Se esta obra é marcada por vazio e perda, "Vidas Rebeldes, Belos Experimentos" observa a experiência negra pela lente da inspiração, das potencialidades, narrando histórias de mulheres negras do começo do século 20 que rompiam barreiras de comportamento de forma revolucionária.

"‘Perder a Mãe’ pensava o que era um mundo nascido da devastação, da ruptura do tráfico atlântico. Era sobre como viver com essa memória. ‘Vidas Rebeldes’ também explora essa dinâmica, porque a escravidão tinha acabado, mas aquelas pessoas foram jogadas numa situação ainda brutal e tinham que pensar como sobreviver."

Os dois livros, segundo ela, equilibram a tragédia e o romance partindo de um mesmo desafio. "Como é possível imaginar a vida num contexto de clausura racial? Como criar a beleza num contexto em que as pessoas não têm calorias o suficiente para sobreviver?"

Ao captar a vida dessas mulheres, Hartman parte de retratos sociológicos e policiais, que abomina, mas entende como fonte inescapável de pesquisa. Ao procurar o que há de humano nas figuras descritas naquela papelada, tece narrativas pulsantes de vida.



"Minhas histórias vinham de arquivos de reformatórios e prisões, então tinham a textura do cotidiano. Tive acesso a experiências muito mais vívidas, corpóreas, sabia o que aquelas jovens gostavam, quais palavrões falavam."

O que Hartman queria era enquadrar essas mulheres num retrato que não fosse pintado de vergonha ou punição, pelo contrário. Queria algo mais complexo. Um bom exemplo é o da garota Mattie, de 15 anos, presa após se envolver sexualmente com um homem mais velho.

Todas as meninas presas por rebeldia, diz a autora, eram obrigadas a renunciar ao que tinham feito, dizer que queriam melhorar, formar uma família, para serem liberadas. "Mattie também faz essa declaração, mas antes ela diz: eu quis fazer isso."

"Não é algo leve, o futuro dela envolveu uma gravidez indesejada e uma prisão, mas ainda assim, ela deixou que escrevessem em seu arquivo claramente que ela quis fazer sexo naquele momento."

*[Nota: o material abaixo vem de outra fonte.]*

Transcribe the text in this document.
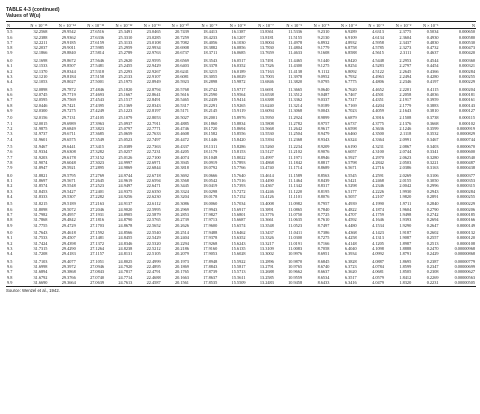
TABLE 4-3 (continued)
Values of W(u)
N	N × 10⁻¹⁵	N × 10⁻¹⁴	N × 10⁻¹³	N × 10⁻¹²	N × 10⁻¹¹	N × 10⁻¹⁰	N × 10⁻⁹	N × 10⁻⁸	N × 10⁻⁷	N × 10⁻⁶	N × 10⁻⁵	N × 10⁻⁴	N × 10⁻³	N × 10⁻²	N × 10⁻¹	N
5.5	32.2568	29.9542	27.6516	25.3491	23.0465	20.7439	18.4413	16.1387	13.8361	11.5336	9.2310	6.9289	4.6313	2.3775	0.5034	0.000650
5.6	32.2388	29.9362	27.6336	25.3310	23.0285	20.7259	18.4233	16.1207	13.8181	11.5155	9.2130	6.9109	4.6134	2.3604	0.4930	0.000580
5.7	32.2211	29.9185	27.6159	25.3133	23.0108	20.7082	18.4056	16.1030	13.8004	11.4978	6.8932	4.8932	4.5958	2.3437	0.4830	0.000530
5.8	32.2037	29.9011	27.5985	25.2959	22.9934	20.6908	18.3882	16.0856	13.7830	11.4804	9.1779	6.8758	4.5785	2.3273	0.4732	0.000473
5.9	32.1866	29.8840	27.5814	25.2789	22.9763	20.6737	18.3711	16.0685	13.7659	11.4633	9.1608	6.8588	4.5615	2.3111	0.4637	0.000420
6.0	32.1698	29.8672	27.5646	25.2620	22.9595	20.6569	18.3543	16.0517	13.7491	11.4465	9.1440	6.8420	4.5448	2.2953	0.4544	0.000360
6.1	32.1533	29.8507	27.5481	25.2455	22.9429	20.6403	18.3378	16.0352	13.7326	11.4300	9.1275	6.8254	4.5283	2.2797	0.4454	0.000321
6.2	32.1370	29.8344	27.5318	25.2293	22.9267	20.6241	18.3215	16.0189	13.7163	11.4138	9.1112	6.8092	4.5122	2.2645	0.4366	0.000284
6.3	32.1210	29.8184	27.5158	25.2133	22.9107	20.6081	18.3055	16.0029	13.7003	11.3978	9.0952	6.7932	4.4963	2.2494	0.4280	0.000255
6.4	32.1053	29.8027	27.5001	25.1975	22.8949	20.5923	18.2898	15.9872	13.6846	11.3820	9.0795	6.7775	4.4806	2.2346	0.4197	0.000229
6.5	32.0898	29.7872	27.4846	25.1820	22.8794	20.5768	18.2742	15.9717	13.6691	11.3665	9.0640	6.7620	4.4652	2.2201	0.4115	0.000204
6.6	32.0745	29.7719	27.4693	25.1667	22.8641	20.5616	18.2590	15.9564	13.6538	11.3512	9.0487	6.7467	4.4501	2.2058	0.4036	0.000181
6.7	32.0595	29.7569	27.4543	25.1517	22.8491	20.5465	18.2439	15.9414	13.6388	11.3362	9.0337	6.7317	4.4351	2.1917	0.3959	0.000161
6.8	32.0446	29.7421	27.4395	25.1369	22.8343	20.5317	18.2291	15.9265	13.6240	11.3214	9.0189	6.7169	4.4204	2.1779	0.3883	0.000143
6.9	32.0300	29.7275	27.4249	25.1223	22.8197	20.5171	18.2145	15.9119	13.6094	11.3068	9.0043	6.7023	4.4059	2.1643	0.3810	0.000127
7.0	32.0156	29.7131	27.4105	25.1079	22.8053	20.5027	18.2001	15.8976	13.5950	11.2924	8.9899	6.6879	4.3916	2.1508	0.3738	0.000115
7.1	32.0015	29.6989	27.3963	25.0937	22.7911	20.4885	18.1860	15.8834	13.5808	11.2782	8.9757	6.6737	4.3775	2.1376	0.3668	0.000102
7.2	31.9875	29.6849	27.3823	25.0797	22.7771	20.4746	18.1720	15.8694	13.5668	11.2642	8.9617	6.6598	4.3636	2.1246	0.3599	0.0000919
7.3	31.9737	29.6711	27.3685	25.0659	22.7633	20.4608	18.1582	15.8556	13.5530	11.2504	8.9479	6.6460	4.3500	2.1118	0.3532	0.0000829
7.4	31.9601	29.6575	27.3549	25.0523	22.7497	20.4472	18.1446	15.8420	13.5394	11.2368	8.9343	6.6324	4.3364	2.0991	0.3467	0.0000744
7.5	31.9467	29.6441	27.3415	25.0389	22.7363	20.4337	18.1311	15.8286	13.5260	11.2234	8.9209	6.6190	4.3231	2.0867	0.3403	0.0000670
7.6	31.9334	29.6308	27.3282	25.0257	22.7231	20.4205	18.1179	15.8153	13.5127	11.2102	8.9076	6.6057	4.3100	2.0744	0.3341	0.0000600
7.7	31.9203	29.6178	27.3152	25.0126	22.7100	20.4074	18.1048	15.8022	13.4997	11.1971	8.8946	6.5927	4.2970	2.0623	0.3280	0.0000540
7.8	31.9074	29.6048	27.3023	24.9997	22.6971	20.3945	18.0919	15.7893	13.4868	11.1842	8.8817	6.5798	4.2842	2.0503	0.3221	0.0000487
7.9	31.8947	29.5921	27.2895	24.9869	22.6844	20.3818	18.0792	15.7766	13.4740	11.1714	8.8689	6.5671	4.2716	2.0386	0.3163	0.0000438
8.0	31.8821	29.5795	27.2769	24.9744	22.6718	20.3692	18.0666	15.7640	13.4614	11.1589	8.8563	6.5545	4.2591	2.0269	0.3106	0.0000377
8.1	31.8697	29.5671	27.2645	24.9619	22.6594	20.3568	18.0542	15.7516	13.4490	11.1464	8.8439	6.5421	4.2468	2.0155	0.3050	0.0000353
8.2	31.8574	29.5548	27.2523	24.9497	22.6471	20.3445	18.0419	15.7393	13.4367	11.1342	8.8317	6.5298	4.2346	2.0042	0.2996	0.0000315
8.3	31.8453	29.5427	27.2401	24.9375	22.6350	20.3324	18.0298	15.7272	13.4246	11.1220	8.8195	6.5177	4.2226	1.9930	0.2943	0.0000284
8.4	31.8333	29.5307	27.2282	24.9256	22.6230	20.3204	18.0178	15.7152	13.4126	11.1101	8.8076	6.5057	4.2107	1.9820	0.2891	0.0000255
8.5	31.8215	29.5189	27.2163	24.9137	22.6112	20.3086	18.0060	15.7034	13.4008	11.0982	8.7957	6.4939	4.1990	1.9711	0.2840	0.0000229
8.6	31.8098	29.5072	27.2046	24.9020	22.5995	20.2969	17.9943	15.6917	13.3891	11.0865	8.7840	6.4822	4.1874	1.9604	0.2790	0.0000206
8.7	31.7982	29.4957	27.1931	24.8905	22.5879	20.2853	17.9827	15.6801	13.3776	11.0750	8.7725	6.4707	4.1759	1.9498	0.2742	0.0000185
8.8	31.7868	29.4842	27.1816	24.8790	22.5765	20.2739	17.9713	15.6687	13.3661	11.0635	8.7610	6.4592	4.1646	1.9393	0.2694	0.0000166
8.9	31.7755	29.4729	27.1703	24.8678	22.5652	20.2626	17.9600	15.6574	13.3548	11.0523	8.7497	6.4480	4.1534	1.9290	0.2647	0.0000149
9.0	31.7643	29.4618	27.1592	24.8566	22.5540	20.2514	17.9488	15.6462	13.3437	11.0411	8.7386	6.4368	4.1423	1.9187	0.2602	0.0000132
9.1	31.7533	29.4507	27.1481	24.8455	22.5429	20.2404	17.9378	15.6352	13.3326	11.0300	8.7275	6.4258	4.1313	1.9087	0.2557	0.0000120
9.2	31.7424	29.4398	27.1372	24.8346	22.5320	20.2294	17.9268	15.6243	13.3217	11.0191	8.7166	6.4148	4.1205	1.8987	0.2513	0.0000108
9.3	31.7315	29.4290	27.1264	24.8238	22.5212	20.2186	17.9160	15.6135	13.3109	11.0083	8.7058	6.4040	4.1098	1.8888	0.2470	0.00000968
9.4	31.7208	29.4183	27.1157	24.8131	22.5105	20.2079	17.9053	15.6028	13.3002	10.9976	8.6951	6.3934	4.0992	1.8791	0.2429	0.00000868
9.5	31.7103	29.4077	27.1051	24.8025	22.4999	20.1973	17.8948	15.5922	13.2896	10.9870	8.6845	6.3828	4.0887	1.8695	0.2387	0.00000779
9.6	31.6998	29.3972	27.0946	24.7920	22.4895	20.1869	17.8843	15.5817	13.2791	10.9765	8.6740	6.3723	4.0784	1.8599	0.2347	0.00000699
9.7	31.6894	29.3868	27.0843	24.7817	22.4791	20.1765	17.8739	15.5713	13.2688	10.9662	8.6637	6.3620	4.0681	1.8505	0.2308	0.00000627
9.8	31.6792	29.3766	27.0740	24.7714	22.4688	20.1663	17.8637	15.5611	13.2585	10.9559	8.6534	6.3517	4.0579	1.8412	0.2269	0.00000563
9.9	31.6690	29.3664	27.0639	24.7613	22.4587	20.1561	17.8535	15.5509	13.2483	10.9458	8.6433	6.3416	4.0479	1.8320	0.2231	0.00000505
Source: Wenzel et al., 1942.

A escritora aponta que um de seus objetivos com "Vidas Rebeldes" era "honrar a coragem e o desprendimento necessário para que essas mulheres seguissem suas vontades e desejos".

A sexualidade é um aspecto central do livro, e não à toa. No momento histórico que Hartman pesquisa, o ambiente doméstico era um dos espaços em que as mulheres tinham mais autonomia sobre si mesmas —era ali, portanto, que podiam mais se exercitar, criar e transgredir.

Hartman quer descrever, em seu livro, "a revolução antes de Gatsby", mostrar que os Estados Unidos já eram modernos antes dos loucos anos 1920. Mas não nos domínios brancos e, sim, nos guetos.

Todo o projeto da americana lembra o que estamos observando acontecer com Maria Firmina dos Reis. É uma autora abolicionista cujo caráter precursor foi, por muito tempo, apagado dos registros oficiais.

Hartman concorda quando ouve que Firmina guarda similaridades com as personagens por que se interessa —seu trabalho, diz ela, é se atentar a figuras negligenciadas.

"Vidas Rebeldes, Belos Experimentos", afinal, quer dar rosto às encrenqueiras anônimas, elogiar as mulheres que não se conformam. "Essas são as pessoas que dão os primeiros passos, que estão na linha de frente, que recusam leis injustas. São as anônimas que colocam seus corpos em risco para conquistar liberdade para todos nós."